I’m not dismissing the importance of capitalist principles like finding investment, establishing a viable business model or tracking costs and profit. But do we have to act like we’re on an episode of “Shark Tank” to survive? Do we need to sit around a boardroom table, cater to the same men who continue to dominate every industry and adopt tech bro vernacular? Does a morning yoga session or a bubble bath erase the fact that we are being encouraged to subscribe to the same way of doing business? (Answer: no, it does not).
Here’s my version of a feminist way of doing business: I recently had dinner with a potential investor. I laid out my values. We want to hire from the local low-income community and we want to offer equity. We will always pay a fair amount to the small, family farm we work with, even if its above market value. We are not going to kill ourselves so you can double your money in 12 months. We will accept the cost of doing things that align with our values, at the expense of traditional notions of “returns.” And guess what? The investor (a man) loved that we had principles.

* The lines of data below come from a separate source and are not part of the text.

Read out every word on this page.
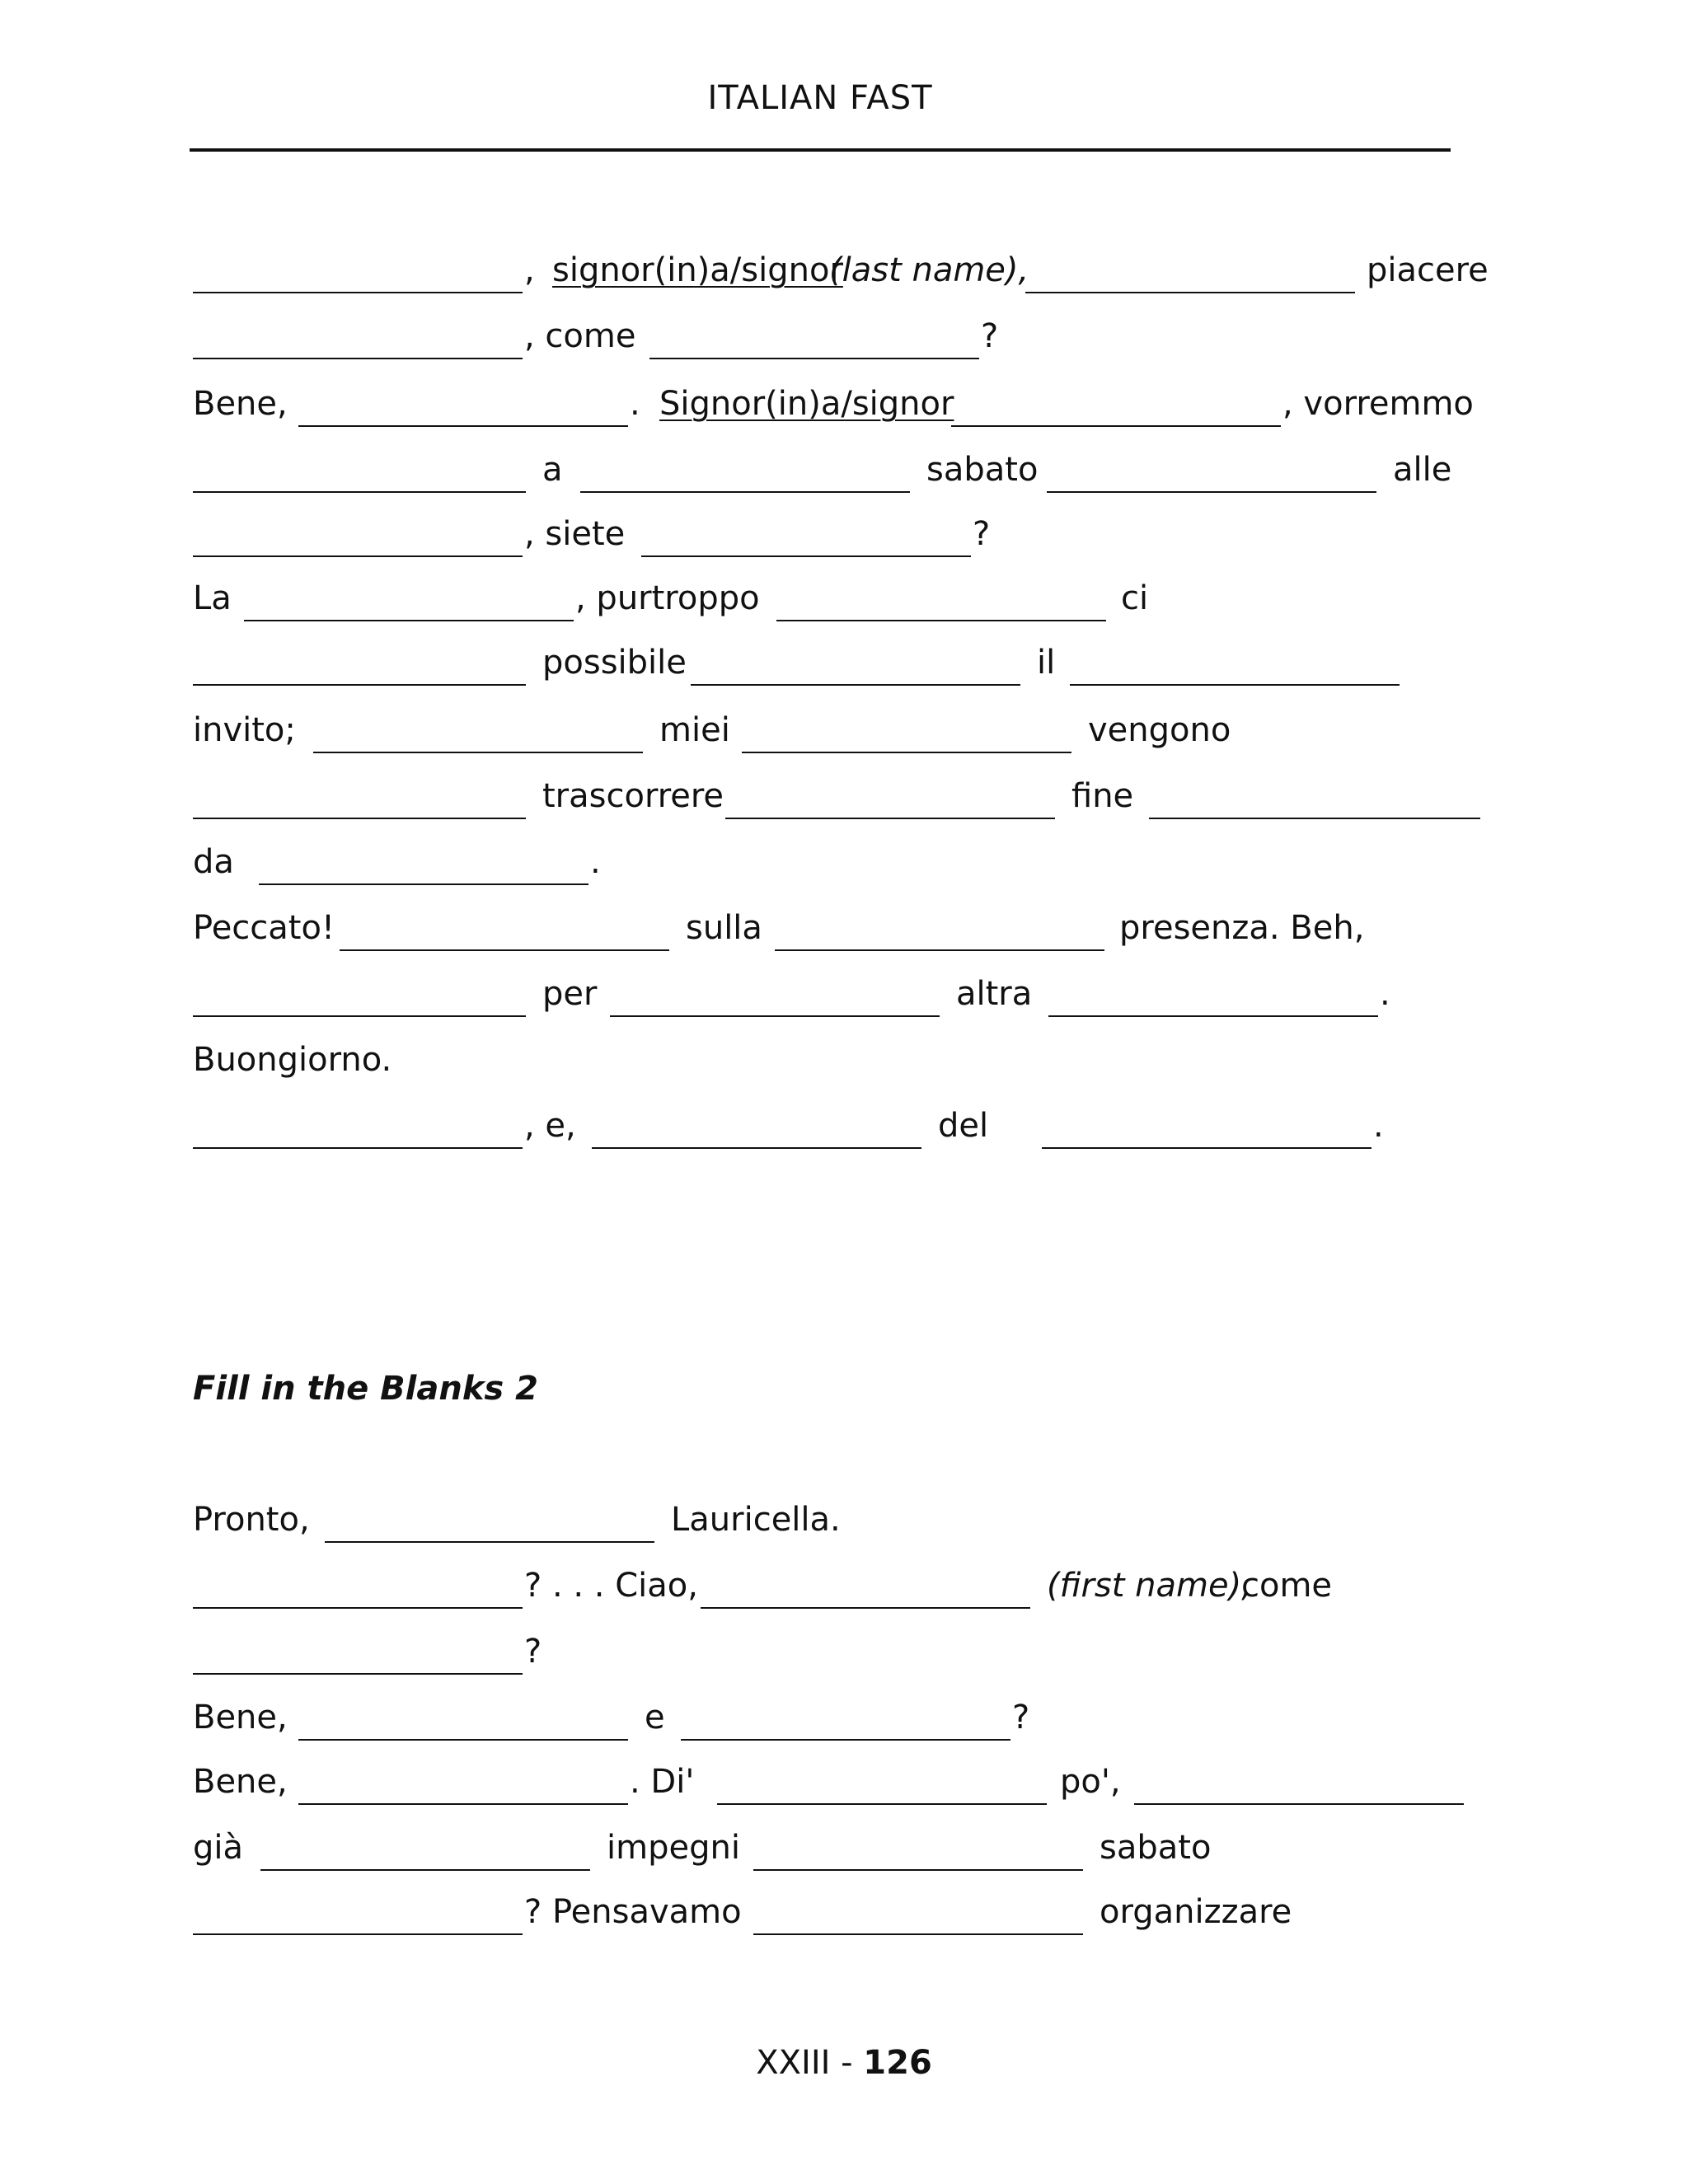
ITALIAN FAST
, signor(in)a/signor
(last name),	piacere
, come	?
Bene,	. Signor(in)a/signor	, vorremmo
a	sabato	alle
, siete	?
La	, purtroppo	ci
possibile	il
invito;	miei	vengono
trascorrere	fine
da	.
Peccato!	sulla	presenza. Beh,
per	altra	.
Buongiorno.
, e,	del	.
Fill in the Blanks 2
Pronto,	Lauricella.
? . . . Ciao,	(first name),
come
?
Bene,	e	?
Bene,	. Di'	po',
già	impegni	sabato
? Pensavamo	organizzare
XXIII - 126
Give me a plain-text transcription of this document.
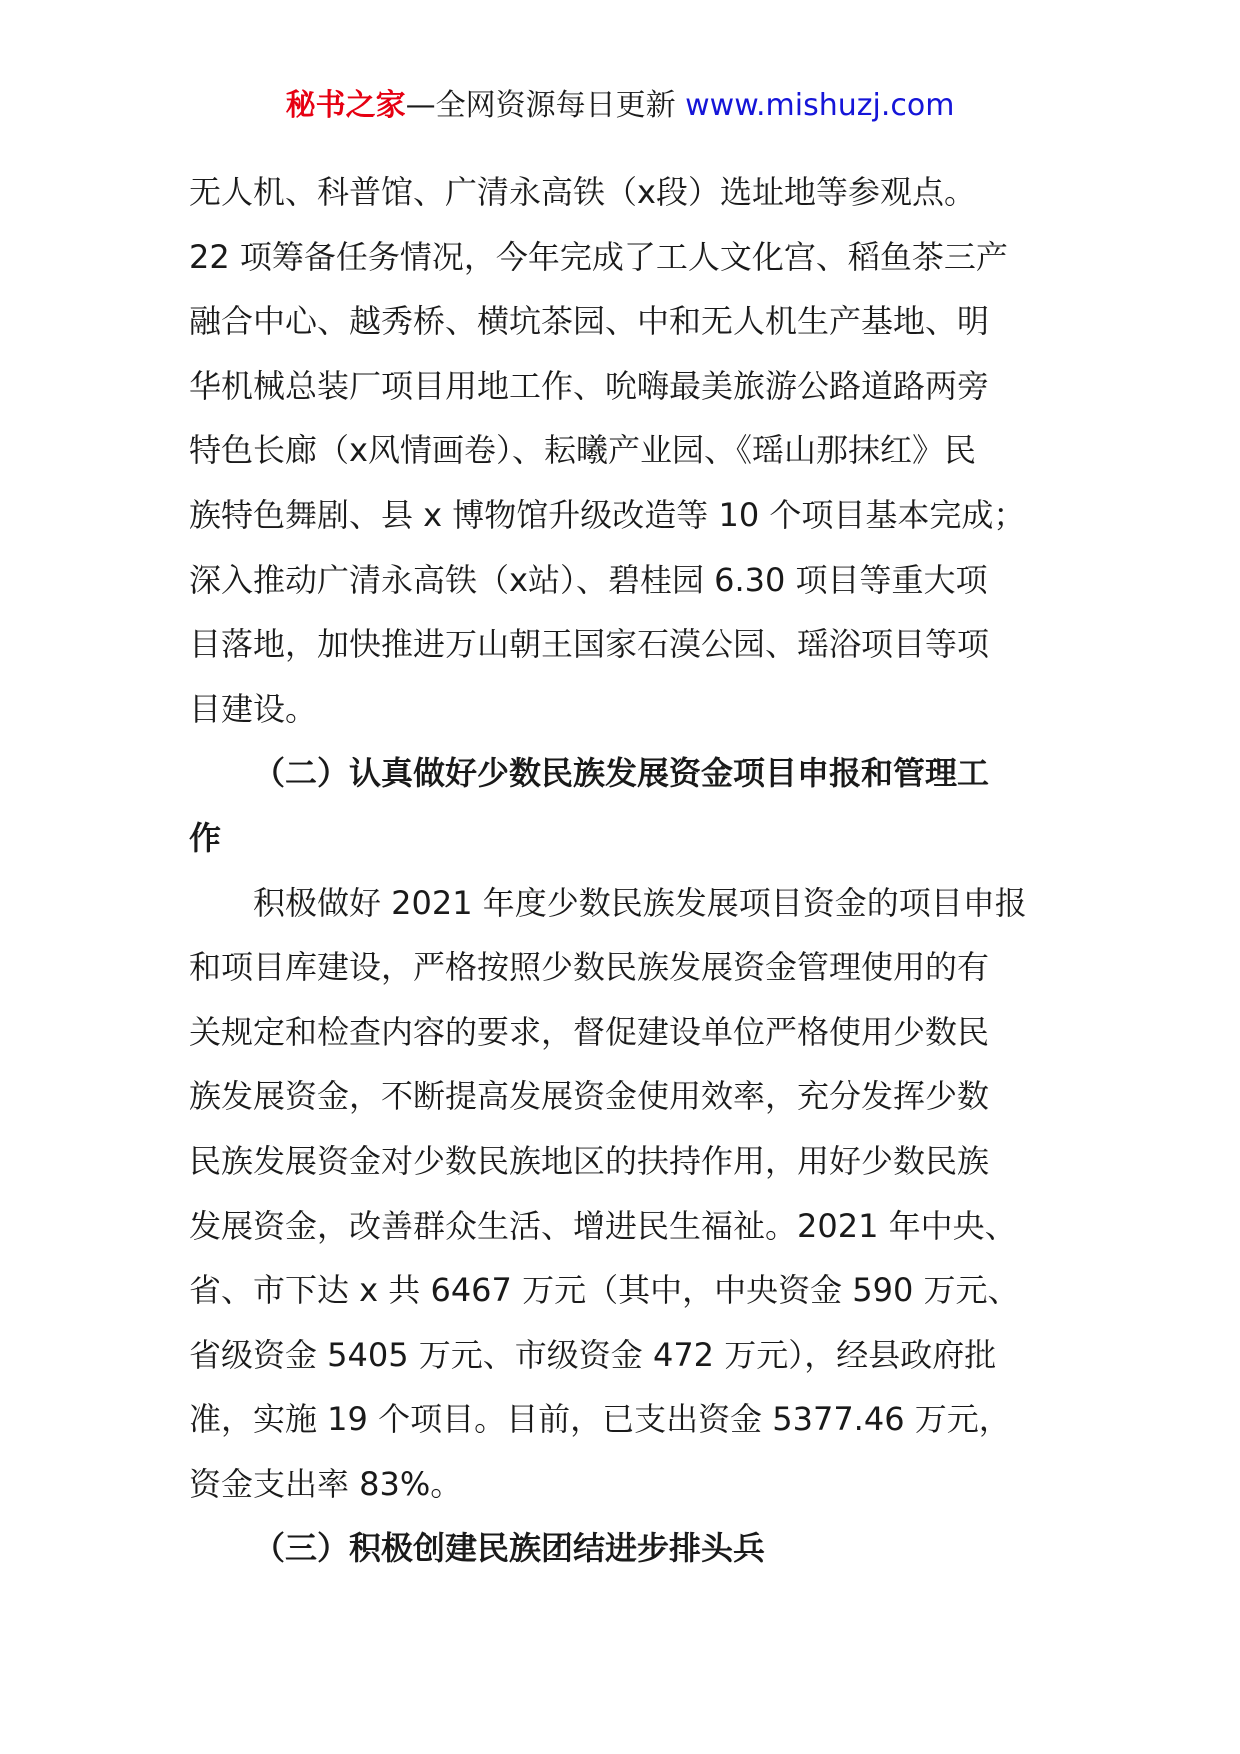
秘书之家—全网资源每日更新 www.mishuzj.com
无人机、科普馆、广清永高铁（x段）选址地等参观点。
22 项筹备任务情况，今年完成了工人文化宫、稻鱼茶三产
融合中心、越秀桥、横坑茶园、中和无人机生产基地、明
华机械总装厂项目用地工作、吮嗨最美旅游公路道路两旁
特色长廊（x风情画卷）、耘曦产业园、《瑶山那抹红》民
族特色舞剧、县 x 博物馆升级改造等 10 个项目基本完成；
深入推动广清永高铁（x站）、碧桂园 6.30 项目等重大项
目落地，加快推进万山朝王国家石漠公园、瑶浴项目等项
目建设。
（二）认真做好少数民族发展资金项目申报和管理工
作
积极做好 2021 年度少数民族发展项目资金的项目申报
和项目库建设，严格按照少数民族发展资金管理使用的有
关规定和检查内容的要求，督促建设单位严格使用少数民
族发展资金，不断提高发展资金使用效率，充分发挥少数
民族发展资金对少数民族地区的扶持作用，用好少数民族
发展资金，改善群众生活、增进民生福祉。2021 年中央、
省、市下达 x 共 6467 万元（其中，中央资金 590 万元、
省级资金 5405 万元、市级资金 472 万元），经县政府批
准，实施 19 个项目。目前，已支出资金 5377.46 万元，
资金支出率 83%。
（三）积极创建民族团结进步排头兵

I do not purport to hold my company as a radical example of socialist feminist business. There are others who are doing a far better job of that. However, we are not going to change the number of women in leadership positions by repeating the patriarchal patterns of the business world. And even if we did, the businesses led by women who had been groomed by men, played the roles of men and were accepted because of their likeness to men wouldn’t be changing the world we live in. I think feminists can thrive doing business differently. By shifting traditional notions of cost and profit, I can enrich a community, give people a chance to be an owner in a company, contribute to regenerating clean soil and water by working with mindful farmers. Will I personally have less money in my pocket at the end of the day? Maybe. But it’s time we begin thinking in systems and externalities, in the whole of our actions. Those are the returns I am after.